For those of you don’t already know, VMware have a new feature coming out in there next version. I am lucky enough to be part of the Beta group who is busy testing this. The feature is called VMware Fault Tolerance. All of this info has been publicly exposed and even demonstrated.

Fault Tolerance Demo - VMware Roadmap

In a nutshell. We all know that one of the greatest features that are available today with VI is HA (High Availability). If you do not know what HA is, then I suggest you should start here. In short HA removes your dependency from physical hardware. If you physical host goes down (hardware failure / power … you get the picture) then within a pre-defined timeout, your VM’s that were running on that host will automatically be powered on across the other hosts in the cluster (if you have it configured correctly of course).

Fault tolerance will come and either compliment / replace Microsoft Clustering. This feature will protect your VM with another VM up to the level of resident memory and mouse movements that are replicated between the primary and secondary machine. And you know what the best part of it all is? No need for cluster configuration, no dependence on any Clustering solution, it is all built into your Virtual Infrastructure. This can be implented on any supported VM OS, no shared storage between VM’s and you are not limited to certain editions of software for the clustering solution.

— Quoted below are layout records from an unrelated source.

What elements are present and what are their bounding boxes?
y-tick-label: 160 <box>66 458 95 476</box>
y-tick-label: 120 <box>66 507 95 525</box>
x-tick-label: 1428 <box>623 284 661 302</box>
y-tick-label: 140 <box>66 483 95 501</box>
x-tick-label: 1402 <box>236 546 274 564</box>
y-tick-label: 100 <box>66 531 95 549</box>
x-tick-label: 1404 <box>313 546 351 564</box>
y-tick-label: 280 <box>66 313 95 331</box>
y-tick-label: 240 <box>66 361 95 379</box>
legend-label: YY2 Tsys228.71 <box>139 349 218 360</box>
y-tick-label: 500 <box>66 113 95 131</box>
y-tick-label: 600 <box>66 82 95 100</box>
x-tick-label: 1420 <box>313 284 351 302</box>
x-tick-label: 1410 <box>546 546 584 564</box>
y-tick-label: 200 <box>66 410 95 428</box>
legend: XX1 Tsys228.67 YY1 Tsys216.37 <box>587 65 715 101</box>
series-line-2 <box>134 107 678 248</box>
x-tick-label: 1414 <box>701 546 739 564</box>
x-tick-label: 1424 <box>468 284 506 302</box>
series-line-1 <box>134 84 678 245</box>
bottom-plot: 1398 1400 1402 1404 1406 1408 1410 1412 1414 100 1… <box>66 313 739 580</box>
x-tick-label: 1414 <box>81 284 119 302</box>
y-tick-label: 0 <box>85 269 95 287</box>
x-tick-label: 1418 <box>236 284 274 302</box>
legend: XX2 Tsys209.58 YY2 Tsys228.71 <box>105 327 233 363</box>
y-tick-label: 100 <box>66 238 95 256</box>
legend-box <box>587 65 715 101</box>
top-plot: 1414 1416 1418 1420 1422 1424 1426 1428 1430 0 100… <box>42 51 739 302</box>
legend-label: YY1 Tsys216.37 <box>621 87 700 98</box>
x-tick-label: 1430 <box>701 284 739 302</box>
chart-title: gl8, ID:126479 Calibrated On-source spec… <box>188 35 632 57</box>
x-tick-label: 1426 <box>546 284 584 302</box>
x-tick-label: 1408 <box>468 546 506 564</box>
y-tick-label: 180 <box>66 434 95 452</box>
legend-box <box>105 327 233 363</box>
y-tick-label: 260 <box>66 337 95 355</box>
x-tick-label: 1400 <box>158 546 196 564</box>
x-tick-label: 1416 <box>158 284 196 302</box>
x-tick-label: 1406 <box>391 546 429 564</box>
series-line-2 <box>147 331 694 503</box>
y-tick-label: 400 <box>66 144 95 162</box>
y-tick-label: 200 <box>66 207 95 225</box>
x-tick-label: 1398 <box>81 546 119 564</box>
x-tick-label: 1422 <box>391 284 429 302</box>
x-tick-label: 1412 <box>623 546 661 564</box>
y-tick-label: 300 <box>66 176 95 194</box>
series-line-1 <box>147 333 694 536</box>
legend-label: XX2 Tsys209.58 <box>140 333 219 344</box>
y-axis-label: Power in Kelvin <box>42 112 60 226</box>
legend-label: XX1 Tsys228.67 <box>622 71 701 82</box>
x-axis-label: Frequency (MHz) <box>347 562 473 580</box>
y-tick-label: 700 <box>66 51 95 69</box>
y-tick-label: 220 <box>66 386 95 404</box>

So if you have HA, why would you need to use a Microsoft Cluster? (I hear you back there over in row 10..) Well, yes you could argue that HA covers most cases of failure, but not all.

HA will not kick in if there is an OS failure - only Host failure (you could probably achieve that with Virtual machine monitoring - but that is still an expiremental feature).

If the host goes down, then your OS will reboot on a new host. Now how healthy is that for Databases that did not close properly, I would think - not … that … good!

If your host goes down then your server / application will be unavailable until the OS comes back up. Now I do not want to picture you when your Exchange/SQL server goes down and your whole organization is waiting for it to come back up (Truth be told - it can be pretty quick - sometimes less than 120 seconds, but no-one likes downtime. Especially not Management). So any good Exchange/SQL Admin will plan in advance for this kind of scenario and cover that with a redundant Cluster.

Now there are several things here (let’s take Microsoft for example).

  1. You will need a Windows Enterprise Server license (actually two of them)
  2. Most probably (depending on the technology) also shared storage between the two hosts.
  3. You will need two Physical servers.
  4. If your OS does the Harakiri - the other cluster node will take ownership of the shared resources, and will kick in with the minimum amount of downtime.

You can see where I am going here can’t you?


Now of course there are limitations with FT, not all of them can be divulged at the moment, but I gather the product will only get better in the future.

So what do you think? Will Fault Tolerance replace a decent amount of clustered systems we use today? Or will we as VI Admins, provide even higher availability for our Virtual servers than we do today and continue using physical clusters for our critical services?